CATEDRAL

Mientras me pongo a escribir estas pocas líneas, una gallina cacarea en el corral. Cacaracá cacaracá. Unas nubes blancas y esponjosas se arrastran mansamente por el cielo. Los pájaros gorjean, arriba, muy lejos; se intuye el zumbido abstracto de un avión y allá, a lo lejos, como una mancha verdísima, aparecen los castaños. Son sólo dos o tres castaños, pero en ellos se adivina el inmenso bosque que queda detrás, sumido en la penumbra. Hoy quiero recordar esa penumbra. Cuando era adolescente, todas las mañanas de verano tenía que ir al corazón de ese bosque a regar habichuelas y tomates. Me pasaba el día allí, leyendo y regando en mitad de un bosque de galería donde apenas si penetraba el sol. En medio de ese bosque pastaban caballos y ovejas, se escuchaba el escalofriante graznido del águila, que a mí me recordaba el maullido de un gato o el llanto de un niño. Un pito caballar, toc toc toc, horadaba los pinos al otro lado del arroyo y a lo lejos, intermitente, se escuchaba un hacha. Más acá, casi inaudible, el murmullo de las hojas de los castaños y los  álamos que parecían más animadas que ninguna. Y el agua culebreaba por entre los canteros, repartiéndose aquí y allá, llegando a todas partes. Era el sonido del bosque, su letanía. Ya cuando el sol se hallaba en lo más alto sonaba la "vaca" de Jabugo uuuuuuuuuhhhhh, uuuuuuuuuuuhhhhh. Era la señal del mediodía.

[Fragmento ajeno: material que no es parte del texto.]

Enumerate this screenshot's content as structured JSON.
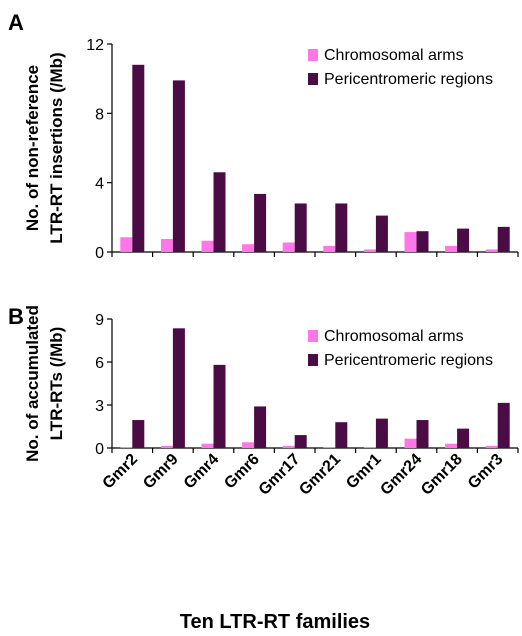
{
  "chart_data": [
    {
      "panel_label": "A",
      "type": "bar",
      "ylabel_line1": "No. of non-reference",
      "ylabel_line2": "LTR-RT insertions  (/Mb)",
      "ylim": [
        0,
        12
      ],
      "yticks": [
        "0",
        "4",
        "8",
        "12"
      ],
      "legend_position": "top-right",
      "categories": [
        "Gmr2",
        "Gmr9",
        "Gmr4",
        "Gmr6",
        "Gmr17",
        "Gmr21",
        "Gmr1",
        "Gmr24",
        "Gmr18",
        "Gmr3"
      ],
      "series": [
        {
          "name": "Chromosomal arms",
          "color": "#ff77e6",
          "values": [
            0.85,
            0.75,
            0.65,
            0.45,
            0.55,
            0.35,
            0.15,
            1.15,
            0.35,
            0.15
          ]
        },
        {
          "name": "Pericentromeric regions",
          "color": "#4b0b45",
          "values": [
            10.8,
            9.9,
            4.6,
            3.35,
            2.8,
            2.8,
            2.1,
            1.2,
            1.35,
            1.45
          ]
        }
      ]
    },
    {
      "panel_label": "B",
      "type": "bar",
      "ylabel_line1": "No. of accumulated",
      "ylabel_line2": "LTR-RTs (/Mb)",
      "ylim": [
        0,
        9
      ],
      "yticks": [
        "0",
        "3",
        "6",
        "9"
      ],
      "legend_position": "top-right",
      "categories": [
        "Gmr2",
        "Gmr9",
        "Gmr4",
        "Gmr6",
        "Gmr17",
        "Gmr21",
        "Gmr1",
        "Gmr24",
        "Gmr18",
        "Gmr3"
      ],
      "series": [
        {
          "name": "Chromosomal arms",
          "color": "#ff77e6",
          "values": [
            0.05,
            0.15,
            0.3,
            0.4,
            0.15,
            0.05,
            0.05,
            0.65,
            0.3,
            0.15
          ]
        },
        {
          "name": "Pericentromeric regions",
          "color": "#4b0b45",
          "values": [
            1.95,
            8.35,
            5.8,
            2.9,
            0.9,
            1.8,
            2.05,
            1.95,
            1.35,
            3.15
          ]
        }
      ]
    }
  ],
  "xlabel": "Ten LTR-RT families"
}
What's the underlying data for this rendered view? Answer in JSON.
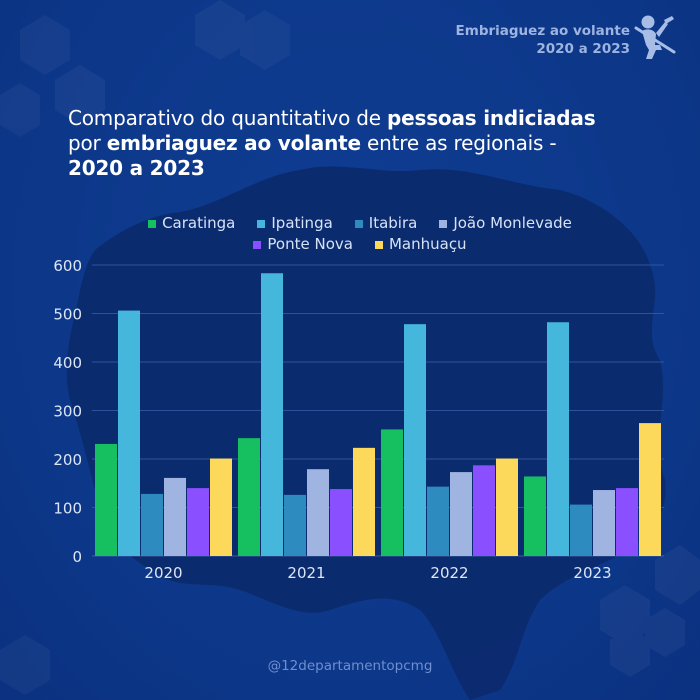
{
  "brand": {
    "line1": "Embriaguez ao volante",
    "line2": "2020 a 2023",
    "icon": "drunk-driver-seatbelt-icon"
  },
  "title": {
    "part1": "Comparativo do quantitativo de ",
    "bold1": "pessoas indiciadas",
    "part2": "por ",
    "bold2": "embriaguez ao volante",
    "part3": " entre as regionais -",
    "bold3": "2020 a 2023"
  },
  "footer": {
    "handle": "@12departamentopcmg"
  },
  "colors": {
    "background": "#0e3b8c",
    "map": "#0c2a6e",
    "gridline": "#3a5aa6",
    "axis_text": "#dde6f7"
  },
  "chart_data": {
    "type": "bar",
    "title": "Comparativo do quantitativo de pessoas indiciadas por embriaguez ao volante entre as regionais - 2020 a 2023",
    "xlabel": "",
    "ylabel": "",
    "categories": [
      "2020",
      "2021",
      "2022",
      "2023"
    ],
    "ylim": [
      0,
      600
    ],
    "yticks": [
      0,
      100,
      200,
      300,
      400,
      500,
      600
    ],
    "grid": true,
    "legend_position": "top-center",
    "series": [
      {
        "name": "Caratinga",
        "color": "#16c060",
        "values": [
          231,
          243,
          261,
          164
        ]
      },
      {
        "name": "Ipatinga",
        "color": "#46b7dc",
        "values": [
          506,
          583,
          478,
          482
        ]
      },
      {
        "name": "Itabira",
        "color": "#2e8bbf",
        "values": [
          128,
          126,
          143,
          106
        ]
      },
      {
        "name": "João Monlevade",
        "color": "#9fb4e0",
        "values": [
          161,
          179,
          173,
          136
        ]
      },
      {
        "name": "Ponte Nova",
        "color": "#8a4fff",
        "values": [
          140,
          138,
          187,
          140
        ]
      },
      {
        "name": "Manhuaçu",
        "color": "#fcd95a",
        "values": [
          201,
          223,
          201,
          274
        ]
      }
    ]
  }
}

La hora de ir sacando la talega con su fiambrera azul. Entonces abandonaba el libro sobre un risco y mientras mordisqueaba el pan y el cundío, me sentía observado por todo aquello, que mantenía la paz de una inmensa y alucinante catedral. ¿Será por esa causa que después, cuando he ido visitando las distintas catedrales de España y Europa, casi todas me hayan parecido tan toscas, tan recias, tan terriblemente opacas? No lo sé. Pero entonces, sin entenderlo, me sumía en una contemplación que iba más allá de toda contemplación. Aquella atmósfera me iba succionando sin saberlo, me iba modelando, como el paciente cantero modela un trozo de granito hasta conseguir un sillar. Conmigo, en mí. El tiempo pasaba despacio, tornasolado, limpio, mientras, casi sin darme cuenta, el viejo cantero del bosque me iba tallando sin prisas, convirtiéndome en un árbol. Y en eso andamos, qué carajo.










Incluyo hoy un pequeño micro poético del libro en preparación Caza mayor (como todos). El amigo y microcuentista de pro Ricardo Reques (autor de los impagables Fuera de lugar o El enmendador de corazones) me advertía que este micro se salía de lo que podríamos llamar la banda sonora de Caza mayor y acaso tuviera razón, pero el libro, como habréis ido advirtiendo en las anteriores entregas, se desliza por terrenos anexos al del microrrelato.



EL ARAÑAZO
Y era el amor exactamente como el arañazo de un tigre en los güesos. Me rozó con su lengua, con sus dientes. Le rogué que me engullera.